Wie wird die Begründung für die Importzölle in Europa aufgefasst?

Wenn die Regierung der Vereinigten Staaten Maßnahmen zur Einfuhrbeschränkung auf bestimmte Produkte ohne Beteiligung des Kongresses erlassen will, muss dies aus Gründen der nationalen Sicherheit erfolgen. Verankert ist diese Klausel im Abschnitt 232 des Trade Expansion Act von 1962. Eine „Gefahr für die nationale Sicherheit“ dient der Administration von Präsident Trump bis heute als Begründung für die neu erhobenen Importzölle auf Stahl und Aluminium.
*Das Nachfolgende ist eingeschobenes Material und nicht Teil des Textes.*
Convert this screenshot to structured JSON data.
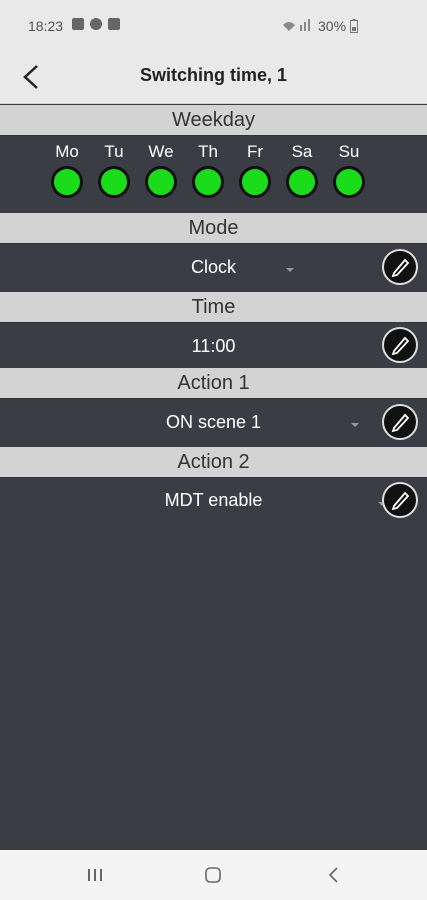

Der EU-Kommission erscheint diese Art der Legitimation der Zölle dagegen nicht plausibel. Daher beantragte sie den Start eines Schlichtungsverfahrens vor der WTO, dessen erste Phase grundsätzlich aus Beratungen der Streitparteien besteht. Auch China legte Klage bei der WTO gegen die Zölle der USA ein – ebenso Kanada, Japan und Russland. Die EU-Kommission argumentiert damit, dass die US-Zölle nicht WTO-kompatibel seien. Diese seien nicht mit den WTO-Regeln, insbesondere mit denen des General Agreement on Tariffs and Trade (GATT), vereinbar. Beim bisher letzten Streit über Zölle auf Stahl zwischen den USA und der EU von 2002 an hatte die Europäische Union durch die Welthandelsorganisation Recht bekommen. US-Präsident George W. Bush hob die Zölle danach wieder auf.

Man kann jedoch derzeit keine eindeutige Antwort darauf geben, ob die Importzölle auf Stahl und Aluminium WTO-konform sind. Dies hängt auch damit zusammen, dass es bei der WTO hierzu keine einschlägige Rechtsprechung gibt. Denn bisher hat kein Land ein besonderes Interesse daran gehabt, den Aspekt der nationalen Sicherheit bei der WTO überprüfen zu lassen, da sich alle Mitglieder den handelspolitischen Freiraum dieses Arguments vorbehalten wollen. In dem Moment, in dem ein WTO-Gremium hier eine Entscheidung fällt, liegt ein Präzedenzfall vor, der die Staaten in ihrem zukünftigen Argumentations- und Handlungsspielraum einschränken könnte.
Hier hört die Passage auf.